Once you've finished the queue, just use a recursive function to scan through the whole thing and output all the counters greater than 0 including the word spellings.
Or, if you need to input a word and have it output, it'll be easier since each branch is based off a letter in the word.
If this is a hash table, well, I never got that far in CS. This was my little pet idea that I wanted to do for my final project. Ended up doing something else.

If you already have the list of words you're looking for.. (note this is not entirely code, you'll have to do that yourself)

do{
Parse a word from istream and shove it into string istring
if istring==word
counter++;
} while string != 'eof';
output counter

That's the simplest way to do it conceptually. I'm sure you know how to parse and how to compare two strings.
 

Turkey

Senior member
Jan 10, 2000
839
0
0
You just need one while loop:

hashtable words;
string nextWord;

while (!file.bad()) {
cin >> nextWord;
words[nextWord]++;
}

Search google for "hash table tutorial" to learn what a hashtable is.

you may have to make your own hashtable, where the [] operator hashes the string, then either returns or creates a value for the given key. Implementing a hash table can be somewhat tricky though... try just using the STL hash_set or hash_map first. If you use the STL hashtable, you can use iterators to iterate through the data structure and print the keys & values, or if you create your own you can create a .print() function that prints out the values and keys.
 

Qacer

Platinum Member
Apr 5, 2001
2,721
1
91
Thanks for the tips! :)

Believe it or not, I just found out that there is a function in Visual C++ called fgets() that does all this work. Heh! Tsk.. tsk..

 

imgod2u

Senior member
Sep 16, 2000
993
0
0
I'm not very familiar with c++ but is there something similar to a String Tokenizer like there is in the Java API? If so, building an array of all the words should be quite easy, then just use a while loop to check them all.
 

jasonroehm

Member
Dec 1, 2001
97
0
0
There is nothing directly comparable to the StringTokenizer class in Java, but by default, streams use the whitespace character as a delimeter when using the stream extraction (>>) operator. That's why Turkey's code would work for hashing each word. This effectively tokenizes the expression.
 

glugglug

Diamond Member
Jun 9, 2002
5,340
1
81
What you actually want to use is a STL map.

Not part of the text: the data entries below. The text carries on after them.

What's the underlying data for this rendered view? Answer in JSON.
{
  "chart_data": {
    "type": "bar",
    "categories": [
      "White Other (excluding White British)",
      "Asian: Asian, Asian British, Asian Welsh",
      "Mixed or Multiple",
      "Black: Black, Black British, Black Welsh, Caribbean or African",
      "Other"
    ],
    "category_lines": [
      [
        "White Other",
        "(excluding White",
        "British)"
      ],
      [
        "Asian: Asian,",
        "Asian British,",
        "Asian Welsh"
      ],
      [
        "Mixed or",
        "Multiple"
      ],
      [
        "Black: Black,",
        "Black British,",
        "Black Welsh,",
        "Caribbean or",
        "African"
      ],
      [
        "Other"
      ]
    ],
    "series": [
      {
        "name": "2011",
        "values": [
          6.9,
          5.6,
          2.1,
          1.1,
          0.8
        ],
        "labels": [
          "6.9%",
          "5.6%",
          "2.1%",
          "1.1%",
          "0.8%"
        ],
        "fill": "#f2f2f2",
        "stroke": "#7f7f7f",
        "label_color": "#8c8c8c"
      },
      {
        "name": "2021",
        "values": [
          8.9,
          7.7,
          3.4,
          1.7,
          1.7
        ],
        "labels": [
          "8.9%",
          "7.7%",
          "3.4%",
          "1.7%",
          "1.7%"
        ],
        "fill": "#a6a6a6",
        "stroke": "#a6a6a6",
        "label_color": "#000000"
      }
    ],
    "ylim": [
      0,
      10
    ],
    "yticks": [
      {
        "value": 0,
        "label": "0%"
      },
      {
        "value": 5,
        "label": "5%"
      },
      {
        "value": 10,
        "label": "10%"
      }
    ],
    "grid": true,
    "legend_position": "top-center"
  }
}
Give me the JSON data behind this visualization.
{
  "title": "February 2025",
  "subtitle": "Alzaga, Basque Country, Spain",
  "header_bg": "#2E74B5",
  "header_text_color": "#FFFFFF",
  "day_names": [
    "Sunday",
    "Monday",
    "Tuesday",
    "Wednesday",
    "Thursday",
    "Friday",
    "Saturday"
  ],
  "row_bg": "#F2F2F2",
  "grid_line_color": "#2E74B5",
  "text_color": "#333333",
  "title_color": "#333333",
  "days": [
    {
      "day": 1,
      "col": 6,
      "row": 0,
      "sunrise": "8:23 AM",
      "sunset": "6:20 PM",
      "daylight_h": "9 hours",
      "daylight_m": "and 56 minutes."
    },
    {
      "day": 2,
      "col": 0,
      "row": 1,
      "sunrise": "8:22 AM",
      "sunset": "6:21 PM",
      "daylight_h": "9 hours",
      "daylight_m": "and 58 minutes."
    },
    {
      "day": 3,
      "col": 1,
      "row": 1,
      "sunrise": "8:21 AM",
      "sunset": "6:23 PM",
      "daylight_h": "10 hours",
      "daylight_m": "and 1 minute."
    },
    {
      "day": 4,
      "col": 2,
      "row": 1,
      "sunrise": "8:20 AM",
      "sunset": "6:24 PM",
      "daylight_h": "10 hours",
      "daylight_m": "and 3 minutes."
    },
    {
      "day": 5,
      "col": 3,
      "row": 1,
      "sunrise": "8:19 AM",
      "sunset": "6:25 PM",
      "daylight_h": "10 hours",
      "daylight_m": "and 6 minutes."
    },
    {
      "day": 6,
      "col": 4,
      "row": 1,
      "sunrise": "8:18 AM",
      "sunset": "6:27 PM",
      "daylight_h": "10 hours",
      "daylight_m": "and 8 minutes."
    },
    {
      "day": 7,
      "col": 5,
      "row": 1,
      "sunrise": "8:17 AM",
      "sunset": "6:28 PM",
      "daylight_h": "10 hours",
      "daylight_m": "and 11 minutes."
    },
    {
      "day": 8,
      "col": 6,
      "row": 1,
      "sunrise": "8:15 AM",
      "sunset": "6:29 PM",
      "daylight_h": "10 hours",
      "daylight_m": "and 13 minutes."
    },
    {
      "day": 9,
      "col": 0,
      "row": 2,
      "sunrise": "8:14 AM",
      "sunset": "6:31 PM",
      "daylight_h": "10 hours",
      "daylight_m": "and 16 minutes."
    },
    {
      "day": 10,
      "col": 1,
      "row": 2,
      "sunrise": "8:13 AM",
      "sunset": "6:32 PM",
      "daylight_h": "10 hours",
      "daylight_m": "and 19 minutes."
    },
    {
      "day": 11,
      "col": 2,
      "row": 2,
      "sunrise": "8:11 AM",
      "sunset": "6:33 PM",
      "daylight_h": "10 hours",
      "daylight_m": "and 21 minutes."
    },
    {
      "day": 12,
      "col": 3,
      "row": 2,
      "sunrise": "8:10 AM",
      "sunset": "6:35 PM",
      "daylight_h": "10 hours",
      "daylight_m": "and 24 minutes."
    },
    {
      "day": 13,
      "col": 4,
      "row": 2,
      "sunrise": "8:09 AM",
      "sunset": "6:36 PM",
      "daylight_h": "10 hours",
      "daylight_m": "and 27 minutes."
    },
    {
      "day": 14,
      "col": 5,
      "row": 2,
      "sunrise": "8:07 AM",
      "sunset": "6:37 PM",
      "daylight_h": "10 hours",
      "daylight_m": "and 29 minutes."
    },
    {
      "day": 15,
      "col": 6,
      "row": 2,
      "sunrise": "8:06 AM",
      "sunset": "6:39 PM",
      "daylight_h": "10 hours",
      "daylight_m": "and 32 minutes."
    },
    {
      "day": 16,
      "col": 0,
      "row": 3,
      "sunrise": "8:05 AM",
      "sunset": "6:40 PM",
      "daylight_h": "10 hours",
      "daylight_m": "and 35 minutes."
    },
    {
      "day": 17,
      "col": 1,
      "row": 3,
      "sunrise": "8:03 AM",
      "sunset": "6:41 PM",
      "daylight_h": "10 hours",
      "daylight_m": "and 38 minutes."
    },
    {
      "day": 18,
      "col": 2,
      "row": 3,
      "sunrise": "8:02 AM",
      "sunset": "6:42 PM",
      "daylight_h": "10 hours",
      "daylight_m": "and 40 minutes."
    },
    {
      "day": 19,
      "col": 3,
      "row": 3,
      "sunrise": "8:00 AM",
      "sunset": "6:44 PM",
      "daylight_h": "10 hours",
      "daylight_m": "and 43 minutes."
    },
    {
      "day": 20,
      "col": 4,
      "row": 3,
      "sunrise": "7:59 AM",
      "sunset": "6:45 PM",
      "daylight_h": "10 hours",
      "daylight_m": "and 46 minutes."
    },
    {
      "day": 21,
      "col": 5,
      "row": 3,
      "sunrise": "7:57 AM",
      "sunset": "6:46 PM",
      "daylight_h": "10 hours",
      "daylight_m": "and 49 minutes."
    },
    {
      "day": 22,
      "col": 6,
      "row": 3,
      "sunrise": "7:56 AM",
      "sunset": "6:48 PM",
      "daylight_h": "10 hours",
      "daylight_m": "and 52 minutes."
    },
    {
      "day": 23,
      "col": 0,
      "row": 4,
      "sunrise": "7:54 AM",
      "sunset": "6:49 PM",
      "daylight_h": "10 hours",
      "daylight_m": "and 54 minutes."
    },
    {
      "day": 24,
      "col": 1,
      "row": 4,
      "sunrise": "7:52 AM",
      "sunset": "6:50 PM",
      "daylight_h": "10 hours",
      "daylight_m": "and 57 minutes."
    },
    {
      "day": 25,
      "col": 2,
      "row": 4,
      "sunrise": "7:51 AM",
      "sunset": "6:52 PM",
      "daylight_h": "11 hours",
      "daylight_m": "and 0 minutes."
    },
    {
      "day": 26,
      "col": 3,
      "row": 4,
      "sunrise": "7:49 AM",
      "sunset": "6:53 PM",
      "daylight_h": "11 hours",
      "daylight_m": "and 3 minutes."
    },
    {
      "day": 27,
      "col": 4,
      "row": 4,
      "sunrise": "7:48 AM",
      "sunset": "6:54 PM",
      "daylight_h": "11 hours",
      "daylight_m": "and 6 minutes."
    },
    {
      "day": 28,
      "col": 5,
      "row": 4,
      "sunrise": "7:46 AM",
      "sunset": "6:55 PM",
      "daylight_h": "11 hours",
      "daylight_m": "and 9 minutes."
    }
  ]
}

std::map<std::string,int> strCount;

while(!(infile.eof()))
{
infile >> nextWord;
strCount[nextWord] = strCount[nextWord] + 1; // 0 is the "default" value for a newly allocated integer, so this works even when there is no value in the map yet.
}

The actual data structure behind the map in VC++ is a tree, and what is really cool is that when you iterate through it, the data is naturally sorted (in this case using operator<(std::string,std::string)).

Loop through like this to see the string counts in alphabetical order:

for(std::map<std::string,int>::iterator mapIter=strCount.begin();mapIter != strCount.end();mapIter++)
{
cout << mapIter->first << " occured " << mapIter->second << " times\n";
}